As companies grow, so do expectations, and XPO Logistics is not taking its newfound status as the largest logistics company in North America for granted.
After a string of high-profile acquisitions pushed XPO to the top of the Transport Topics Logistics 50 list in 2017, the company kept its No. 1 ranking this year by growing its business organically and by effectively cross-selling transportation and logistics services to shippers. (See the 2018 Logistics 50 list here.)
The ranking of third-party logistics companies is based on net revenue, which is total revenue minus the cost of purchased transportation. Logistics services include primarily freight brokerage, warehousing and distribution, dedicated contract carriage and air and ocean freight forwarding.
2018 Sector Rankings
While more acquisitions are likely on the horizon for XPO, the company also is laying down a marker for logistics companies in terms of investing in technology and nurturing a culture of innovation in its workforce.
XPO spends more than $450 million a year on technology and employs more than 1,700 technology professionals, including 100 data scientists, to develop new ways of working with a focus on automation, shipment visibility and digital commerce.
Other companies are also using their size and financial resources to enhance service capabilities.
At DHL Supply Chain (No. 3), efforts are focused on providing customers with end-to-end visibility of shipments from the warehouse to final delivery. The company is using augmented reality glasses and robotics in its distribution operations. In March, the company launched Parcel Metro to provide same-day and next-day delivery of goods purchased online using a “virtual network” of local and regional vendors and crowd-sourced drivers and vehicles.
Prior to XPO’s rise to No. 1, DHL and UPS Supply Chain Solutions had traded places at the top of the Top 50 list since the first list was compiled in 2002. UPS moved up to No. 2 this year, with freight brokerage giant C.H. Robinson Worldwide and Seattle-based freight forwarder Expeditors International of Washington rounding out the top five positions.
In March, FedEx Corp. (No. 8) combined several of its logistics-oriented business units to operate under FedEx Trade Networks. The new business will offer warehousing and service parts distribution, freight brokerage, expedited shipping, cross-border services, freight forwarding and supply chain consulting and is headed by Richard Smith, the son of FedEx founder Fred Smith.
Americold Logistics (No. 9) is listed as a publicly traded company this year, a move that company executives attribute, in part, to the need to respond to market changes brought on by a shift toward e-commerce and the need for faster delivery service.
Several companies that specialize in e-commerce fulfillment are represented on the Top 50 list again this year.

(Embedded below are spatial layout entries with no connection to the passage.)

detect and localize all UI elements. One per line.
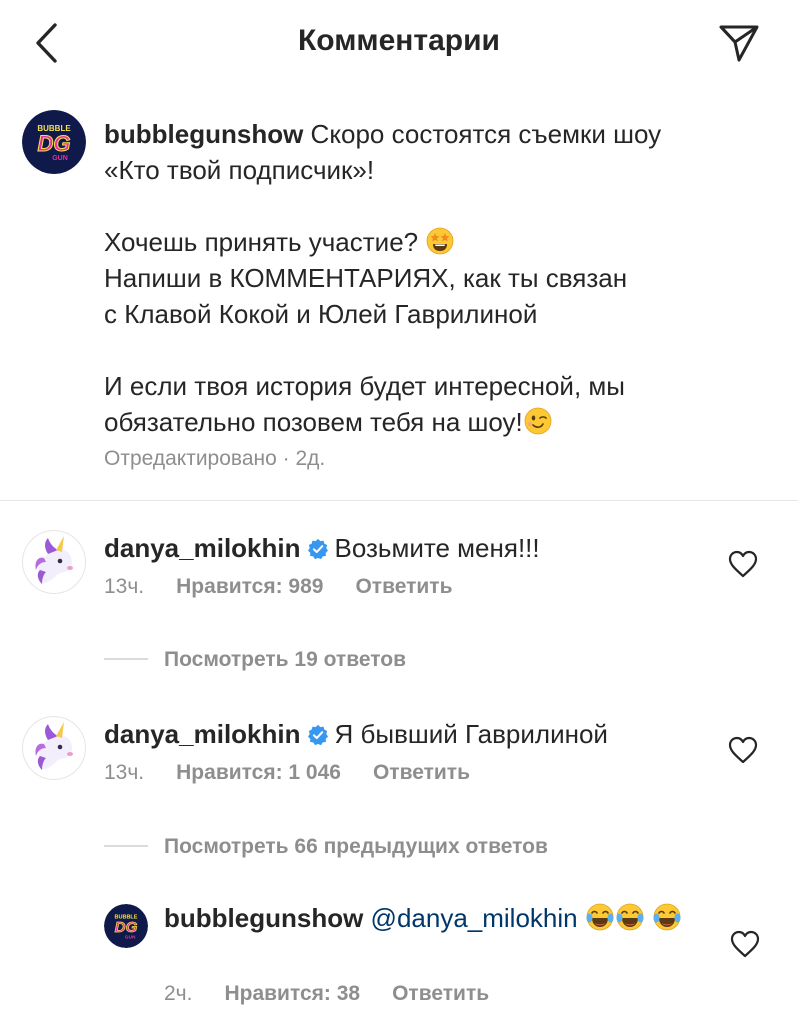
comment-time: 2ч. xyxy=(164,982,193,1005)
logo-text-bottom: GUN xyxy=(52,155,68,162)
star-struck-emoji-icon xyxy=(425,226,455,256)
top-bar: Комментарии xyxy=(0,0,798,88)
likes-link[interactable]: Нравится: 989 xyxy=(176,575,323,598)
page-title: Комментарии xyxy=(297,24,501,57)
comment-username[interactable]: bubblegunshow xyxy=(164,903,363,933)
divider xyxy=(0,500,798,501)
comment-meta: 13ч. Нравится: 989 Ответить xyxy=(104,575,453,599)
reply-button[interactable]: Ответить xyxy=(355,575,452,598)
paper-plane-icon xyxy=(719,25,759,62)
caption-text: bubblegunshow Скоро состоятся съемки шоу… xyxy=(104,116,744,440)
tears-of-joy-emoji-icon xyxy=(585,902,615,932)
avatar[interactable] xyxy=(104,904,148,948)
likes-link[interactable]: Нравится: 1 046 xyxy=(176,761,341,784)
caption-meta: Отредактировано · 2д. xyxy=(104,447,326,470)
caption-line: обязательно позовем тебя на шоу! xyxy=(104,407,523,437)
divider xyxy=(104,845,148,847)
caption-line: с Клавой Кокой и Юлей Гаврилиной xyxy=(104,299,538,329)
tears-of-joy-emoji-icon xyxy=(652,902,682,932)
likes-link[interactable]: Нравится: 38 xyxy=(224,982,360,1005)
share-button[interactable] xyxy=(712,18,766,68)
unicorn-avatar-icon xyxy=(22,716,86,780)
comment-time: 13ч. xyxy=(104,761,145,784)
verified-badge-icon xyxy=(307,724,329,746)
comment-time: 13ч. xyxy=(104,575,145,598)
heart-outline-icon[interactable] xyxy=(728,550,758,578)
caption-line: Напиши в КОММЕНТАРИЯХ, как ты связан xyxy=(104,263,628,293)
divider xyxy=(104,658,148,660)
heart-outline-icon[interactable] xyxy=(728,736,758,764)
reply-button[interactable]: Ответить xyxy=(373,761,470,784)
comment-text: bubblegunshow @danya_milokhin xyxy=(164,900,724,936)
caption-username[interactable]: bubblegunshow xyxy=(104,119,303,149)
reply-button[interactable]: Ответить xyxy=(392,982,489,1005)
comment-username[interactable]: danya_milokhin xyxy=(104,533,301,563)
avatar[interactable] xyxy=(22,530,86,594)
view-replies-label: Посмотреть 19 ответов xyxy=(164,648,406,671)
view-replies-button[interactable]: Посмотреть 66 предыдущих ответов xyxy=(104,835,548,859)
caption-line: Хочешь принять участие? xyxy=(104,227,419,257)
comment-body: Я бывший Гаврилиной xyxy=(334,719,608,749)
mention-link[interactable]: @danya_milokhin xyxy=(371,903,578,933)
heart-outline-icon[interactable] xyxy=(730,930,760,958)
tears-of-joy-emoji-icon xyxy=(615,902,645,932)
comment-body: Возьмите меня!!! xyxy=(334,533,540,563)
avatar[interactable]: BUBBLE DG GUN xyxy=(22,110,86,174)
logo-text-main: DG xyxy=(38,131,71,156)
comment-meta: 2ч. Нравится: 38 Ответить xyxy=(164,982,489,1006)
bubblegun-logo-avatar xyxy=(104,904,148,948)
caption-line: И если твоя история будет интересной, мы xyxy=(104,371,625,401)
comment-meta: 13ч. Нравится: 1 046 Ответить xyxy=(104,761,470,785)
comment-text: danya_milokhin Я бывший Гаврилиной xyxy=(104,716,608,752)
comment-text: danya_milokhin Возьмите меня!!! xyxy=(104,530,540,566)
caption-line: Скоро состоятся съемки шоу xyxy=(310,119,662,149)
view-replies-label: Посмотреть 66 предыдущих ответов xyxy=(164,835,548,858)
winking-face-emoji-icon xyxy=(523,406,553,436)
view-replies-button[interactable]: Посмотреть 19 ответов xyxy=(104,648,406,672)
comment-username[interactable]: danya_milokhin xyxy=(104,719,301,749)
avatar[interactable] xyxy=(22,716,86,780)
unicorn-avatar-icon xyxy=(22,530,86,594)
caption-line: «Кто твой подписчик»! xyxy=(104,155,375,185)
verified-badge-icon xyxy=(307,538,329,560)
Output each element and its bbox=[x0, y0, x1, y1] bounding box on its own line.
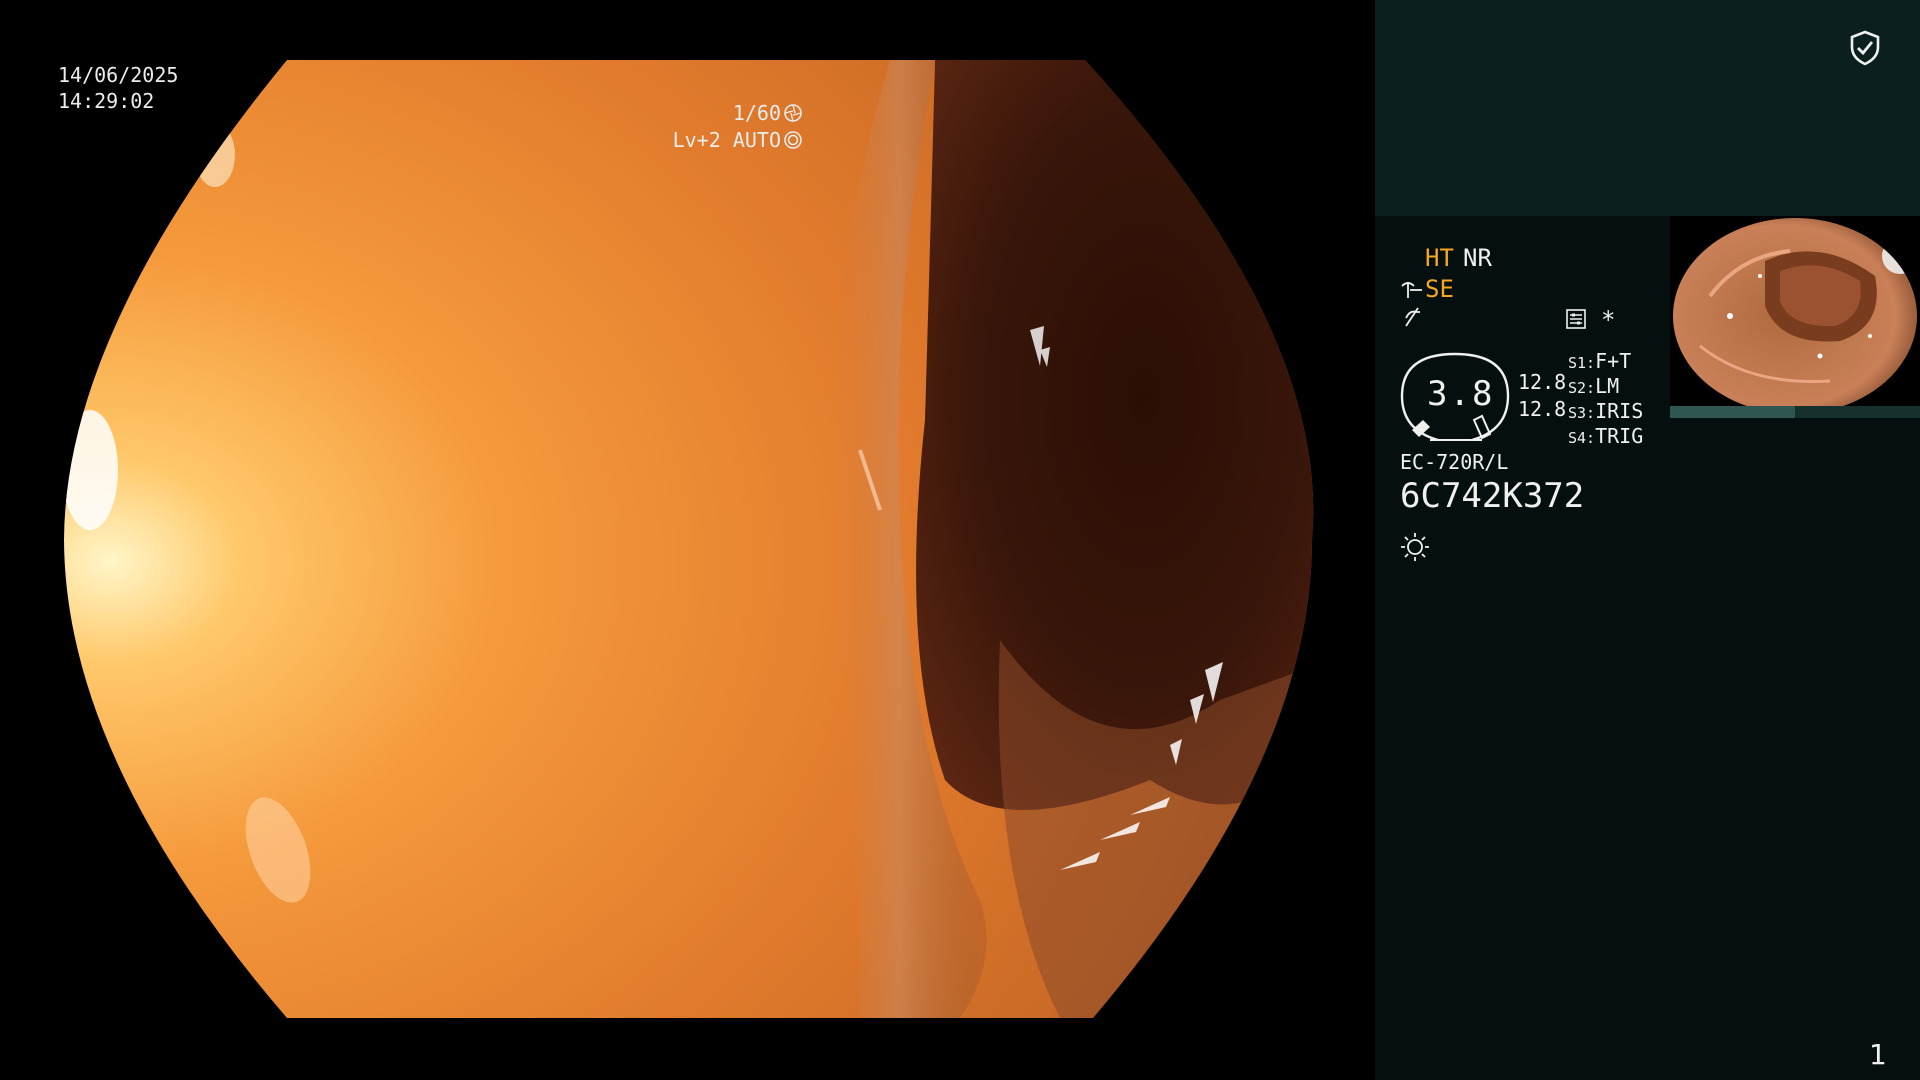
brightness-icon bbox=[1401, 533, 1429, 561]
thumbnail-status-bar bbox=[1670, 406, 1920, 418]
structure-enhancement-icon bbox=[1401, 282, 1422, 298]
switch-key: S1: bbox=[1568, 354, 1596, 372]
shutter-speed-text: 1/60 bbox=[732, 101, 781, 125]
info-panel-header bbox=[1375, 0, 1920, 216]
mode-ht-indicator: HT bbox=[1425, 244, 1454, 272]
page-number: 1 bbox=[1869, 1038, 1887, 1071]
settings-list-icon bbox=[1566, 309, 1586, 329]
captured-image-thumbnail[interactable] bbox=[1670, 216, 1920, 416]
freeze-icon bbox=[1405, 307, 1420, 327]
scope-serial-number: 6C742K372 bbox=[1400, 476, 1585, 516]
switch-key: S2: bbox=[1568, 379, 1596, 397]
shutter-icon bbox=[784, 104, 802, 122]
time-readout: 14:29:02 bbox=[58, 89, 155, 113]
iris-level-text: Lv+2 AUTO bbox=[672, 128, 781, 152]
endoscope-live-view: 14/06/2025 14:29:02 1/60 Lv+2 AUTO bbox=[0, 0, 1375, 1080]
readout-value-b: 12.8 bbox=[1518, 397, 1567, 421]
auto-iris-icon bbox=[784, 131, 802, 149]
scope-model: EC-720R/L bbox=[1400, 450, 1509, 474]
switch-key: S4: bbox=[1568, 429, 1596, 447]
info-panel: HT NR SE * 3.8 12.8 12.8 S1:F+T S2:LM S3… bbox=[1375, 0, 1920, 1080]
shield-check-icon bbox=[1850, 30, 1880, 66]
mode-nr-indicator: NR bbox=[1463, 244, 1492, 272]
date-readout: 14/06/2025 bbox=[58, 63, 179, 87]
switch-s1: S1:F+T bbox=[1568, 349, 1631, 373]
shutter-readout: 1/60 bbox=[733, 100, 803, 126]
iris-level-readout: Lv+2 AUTO bbox=[673, 127, 803, 153]
switch-s3: S3:IRIS bbox=[1568, 399, 1643, 423]
asterisk-indicator: * bbox=[1601, 306, 1616, 334]
dial-value: 3.8 bbox=[1427, 374, 1495, 414]
switch-key: S3: bbox=[1568, 404, 1596, 422]
switch-value: TRIG bbox=[1595, 424, 1644, 448]
switch-value: F+T bbox=[1595, 349, 1632, 373]
thumbnail-status-fill bbox=[1670, 406, 1795, 418]
switch-value: IRIS bbox=[1595, 399, 1644, 423]
mode-se-indicator: SE bbox=[1425, 275, 1454, 303]
readout-value-a: 12.8 bbox=[1518, 370, 1567, 394]
endoscopic-image bbox=[64, 60, 1314, 1018]
switch-value: LM bbox=[1595, 374, 1620, 398]
switch-s2: S2:LM bbox=[1568, 374, 1619, 398]
switch-s4: S4:TRIG bbox=[1568, 424, 1643, 448]
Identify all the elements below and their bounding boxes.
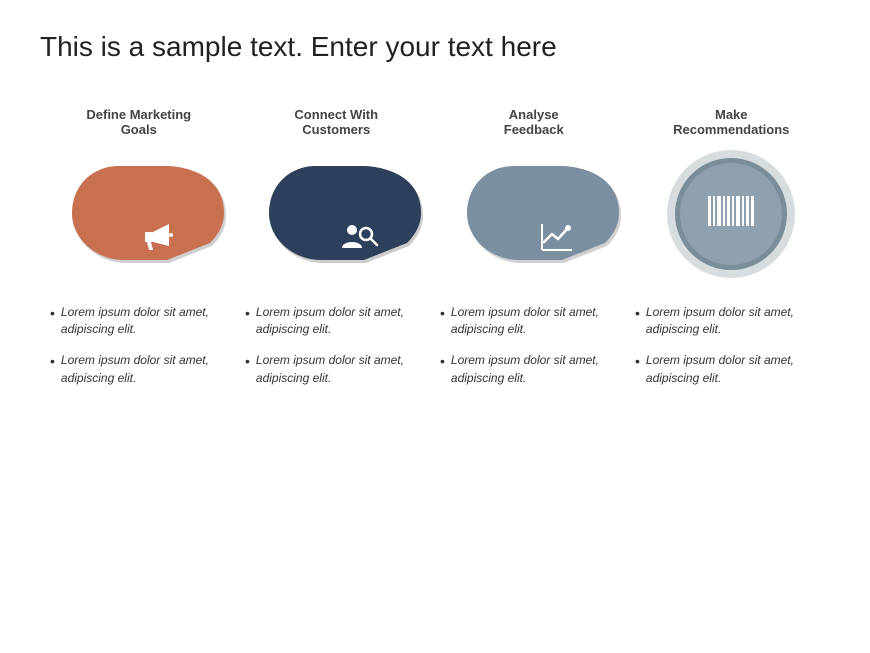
bullet-text: Lorem ipsum dolor sit amet, adipiscing e…	[451, 352, 625, 387]
step-3-wrapper: AnalyseFeedback	[435, 104, 633, 274]
step-4-shape	[646, 154, 816, 274]
bullet-col-4: • Lorem ipsum dolor sit amet, adipiscing…	[635, 304, 820, 402]
bullet-col-2-item-1: • Lorem ipsum dolor sit amet, adipiscing…	[245, 304, 430, 339]
bullet-col-3-item-2: • Lorem ipsum dolor sit amet, adipiscing…	[440, 352, 625, 387]
step-3-shape	[449, 154, 619, 274]
bullet-text: Lorem ipsum dolor sit amet, adipiscing e…	[256, 304, 430, 339]
bullet-text: Lorem ipsum dolor sit amet, adipiscing e…	[61, 304, 235, 339]
step-2-wrapper: Connect WithCustomers	[238, 104, 436, 274]
bullet-dot: •	[50, 352, 55, 387]
step-1-teardrop	[64, 159, 214, 269]
step-2-label: Connect WithCustomers	[294, 104, 378, 140]
bullet-col-1-item-2: • Lorem ipsum dolor sit amet, adipiscing…	[50, 352, 235, 387]
step-2-teardrop	[261, 159, 411, 269]
slide-title: This is a sample text. Enter your text h…	[40, 30, 830, 64]
step-2-shape	[251, 154, 421, 274]
step-4-icon	[706, 192, 756, 235]
bullet-text: Lorem ipsum dolor sit amet, adipiscing e…	[451, 304, 625, 339]
bullet-text: Lorem ipsum dolor sit amet, adipiscing e…	[61, 352, 235, 387]
step-4-label: MakeRecommendations	[673, 104, 789, 140]
bullet-text: Lorem ipsum dolor sit amet, adipiscing e…	[646, 352, 820, 387]
bullet-dot: •	[635, 352, 640, 387]
bullet-text: Lorem ipsum dolor sit amet, adipiscing e…	[256, 352, 430, 387]
bullet-dot: •	[440, 352, 445, 387]
step-3-label: AnalyseFeedback	[504, 104, 564, 140]
step-1-label: Define MarketingGoals	[86, 104, 191, 140]
bullet-dot: •	[50, 304, 55, 339]
bullet-text: Lorem ipsum dolor sit amet, adipiscing e…	[646, 304, 820, 339]
bullet-col-3-item-1: • Lorem ipsum dolor sit amet, adipiscing…	[440, 304, 625, 339]
flow-section: Define MarketingGoals	[40, 104, 830, 274]
bullet-col-2: • Lorem ipsum dolor sit amet, adipiscing…	[245, 304, 430, 402]
bullet-col-2-item-2: • Lorem ipsum dolor sit amet, adipiscing…	[245, 352, 430, 387]
bullet-section: • Lorem ipsum dolor sit amet, adipiscing…	[40, 304, 830, 402]
step-1-shape	[54, 154, 224, 274]
bullet-col-4-item-2: • Lorem ipsum dolor sit amet, adipiscing…	[635, 352, 820, 387]
bullet-dot: •	[245, 352, 250, 387]
bullet-col-4-item-1: • Lorem ipsum dolor sit amet, adipiscing…	[635, 304, 820, 339]
bullet-col-1: • Lorem ipsum dolor sit amet, adipiscing…	[50, 304, 235, 402]
step-4-wrapper: MakeRecommendations	[633, 104, 831, 274]
step-4-circle	[675, 158, 787, 270]
bullet-dot: •	[440, 304, 445, 339]
bullet-dot: •	[245, 304, 250, 339]
bullet-col-3: • Lorem ipsum dolor sit amet, adipiscing…	[440, 304, 625, 402]
bullet-dot: •	[635, 304, 640, 339]
slide: This is a sample text. Enter your text h…	[0, 0, 870, 653]
bullet-col-1-item-1: • Lorem ipsum dolor sit amet, adipiscing…	[50, 304, 235, 339]
step-1-wrapper: Define MarketingGoals	[40, 104, 238, 274]
step-3-teardrop	[459, 159, 609, 269]
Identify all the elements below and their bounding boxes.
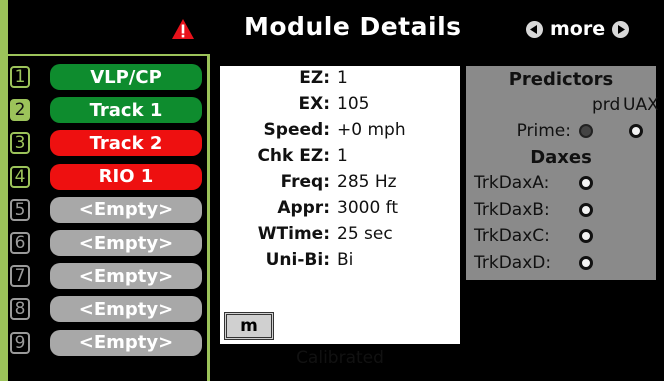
slot-number[interactable]: 7 [10,265,30,288]
detail-row: Appr: 3000 ft [220,198,460,224]
predictors-title: Predictors [508,69,614,90]
detail-value: 285 Hz [337,172,397,192]
detail-row: Uni-Bi: Bi [220,250,460,276]
dax-indicator[interactable] [579,255,593,270]
detail-row: Chk EZ: 1 [220,146,460,172]
module-slot-8[interactable]: 8 <Empty> [10,295,202,323]
slot-button[interactable]: <Empty> [50,329,202,356]
dax-indicator[interactable] [579,176,593,190]
calibration-status: Calibrated [296,348,384,368]
dax-label: TrkDaxC: [474,226,550,246]
slot-number[interactable]: 1 [10,66,30,88]
detail-value: 3000 ft [337,198,399,218]
dax-label: TrkDaxD: [474,252,552,273]
detail-row: Freq: 285 Hz [220,172,460,198]
dax-label: TrkDaxA: [474,173,550,193]
slot-button[interactable]: Track 1 [50,97,202,124]
slot-button[interactable]: RIO 1 [50,163,202,190]
details-panel: EZ: 1 EX: 105 Speed: +0 mph Chk EZ: 1 Freq: 285 H… [220,66,460,368]
uax-column-header: UAX [623,95,659,115]
detail-row: WTime: 25 sec [220,224,460,250]
slot-number[interactable]: 5 [10,198,30,221]
detail-row: EZ: 1 [220,68,460,94]
detail-value: +0 mph [337,120,406,140]
slot-number[interactable]: 8 [10,298,30,321]
detail-row: Speed: +0 mph [220,120,460,146]
prime-prd-indicator[interactable] [579,124,593,138]
warning-triangle-icon[interactable] [171,18,195,40]
detail-label: Freq: [280,172,330,192]
prd-column-header: prd [592,95,621,115]
module-slot-1[interactable]: 1 VLP/CP [10,63,202,91]
detail-row: EX: 105 [220,94,460,120]
more-button[interactable]: more [526,17,630,41]
m-button[interactable]: m [224,312,274,340]
daxes-title: Daxes [530,147,592,168]
detail-label: EZ: [299,68,330,88]
header-bar: Module Details more [8,0,664,54]
prime-uax-indicator[interactable] [629,124,643,138]
slot-button[interactable]: <Empty> [50,296,202,323]
detail-value: 25 sec [337,224,393,244]
detail-value: Bi [337,250,354,270]
slot-number[interactable]: 3 [10,132,30,155]
dax-indicator[interactable] [579,202,593,217]
detail-label: Appr: [277,198,330,218]
detail-label: Chk EZ: [257,146,330,166]
slot-button[interactable]: <Empty> [50,196,202,223]
detail-value: 1 [337,146,348,166]
slot-number[interactable]: 9 [10,331,30,354]
dax-label: TrkDaxB: [474,199,550,220]
detail-label: WTime: [257,224,330,244]
predictors-panel: Predictors prd UAX Prime: Daxes TrkDaxA:… [466,66,659,280]
detail-value: 105 [337,94,370,114]
slot-button[interactable]: VLP/CP [50,64,202,90]
slot-number[interactable]: 2 [10,99,30,122]
slot-button[interactable]: Track 2 [50,130,202,157]
detail-label: EX: [298,94,330,114]
prime-label: Prime: [516,121,571,141]
detail-label: Speed: [263,120,330,140]
module-slot-6[interactable]: 6 <Empty> [10,229,202,257]
module-slot-9[interactable]: 9 <Empty> [10,329,202,357]
slot-button[interactable]: <Empty> [50,263,202,290]
module-slot-4[interactable]: 4 RIO 1 [10,163,202,191]
module-slot-5[interactable]: 5 <Empty> [10,196,202,224]
arrow-right-icon[interactable] [612,20,630,38]
module-slot-2[interactable]: 2 Track 1 [10,96,202,124]
detail-label: Uni-Bi: [265,250,330,270]
module-slot-3[interactable]: 3 Track 2 [10,129,202,157]
detail-value: 1 [337,68,348,88]
page-title: Module Details [244,12,462,41]
slot-button[interactable]: <Empty> [50,230,202,256]
module-details-screen: Module Details more 1 VLP/CP 2 Track 1 3 Trac… [0,0,664,381]
left-accent-strip [0,0,8,381]
dax-indicator[interactable] [579,229,593,243]
module-slot-7[interactable]: 7 <Empty> [10,262,202,290]
slot-number[interactable]: 4 [10,165,30,188]
sidebar-divider [207,54,210,381]
more-label[interactable]: more [550,18,605,40]
sidebar-top-divider [8,54,210,56]
slot-number[interactable]: 6 [10,232,30,254]
arrow-left-icon[interactable] [526,20,543,38]
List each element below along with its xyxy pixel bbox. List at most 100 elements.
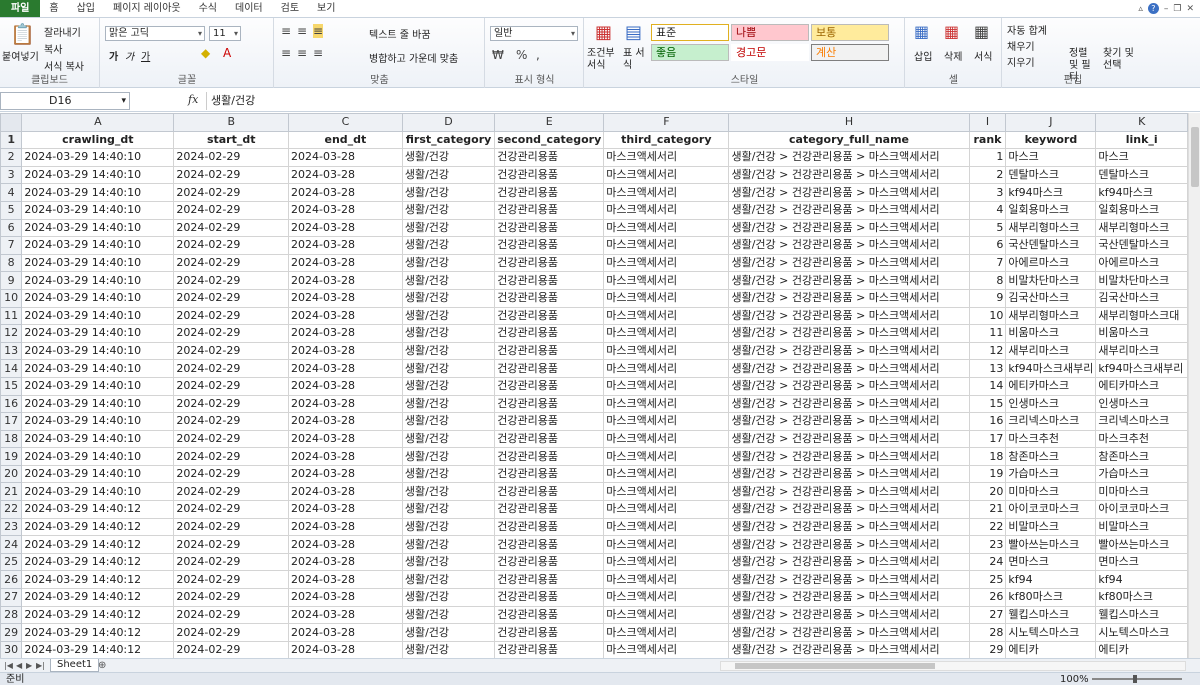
cell[interactable]: 2024-02-29 [173, 200, 290, 220]
cell[interactable]: 2024-03-28 [288, 588, 403, 607]
cell[interactable]: 마스크액세서리 [603, 429, 730, 449]
cell[interactable]: 생활/건강 [401, 535, 496, 554]
cell[interactable]: 생활/건강 [401, 447, 496, 466]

They include Radial (No. 14), which was acquired by the Belgian postal operator Bpost in November, Ingram Micro Commerce & Lifecycle Services (No. 24) and one company that is making its first appearance on the list:
Visible Supply Chain Management (No. 44), based in Salt Lake City, specializes in parcel shipping and fulfillment. With the acquisition of IntegraCore in October, the company boosted its annual package shipping volume from 55 million to 80 million.
Another company making the Top 50 this year is Averitt Express (No. 48), a regional less-than-truckload carrier that is using its network to provide a wide range of logistics services.
Two companies that appeared on the Top 50 last year are not listed in 2018. One is Estenson Logistics (No. 46 in 2017), a dedicated contract carrier, that was acquired by Hub Group in July. Swift Transportation (No. 15 in 2017) is not listed because relevant data on its dedicated and intermodal operations was not available. Swift merged with truckload carrier Knight Transportation to form Knight-Swift Transportation in September.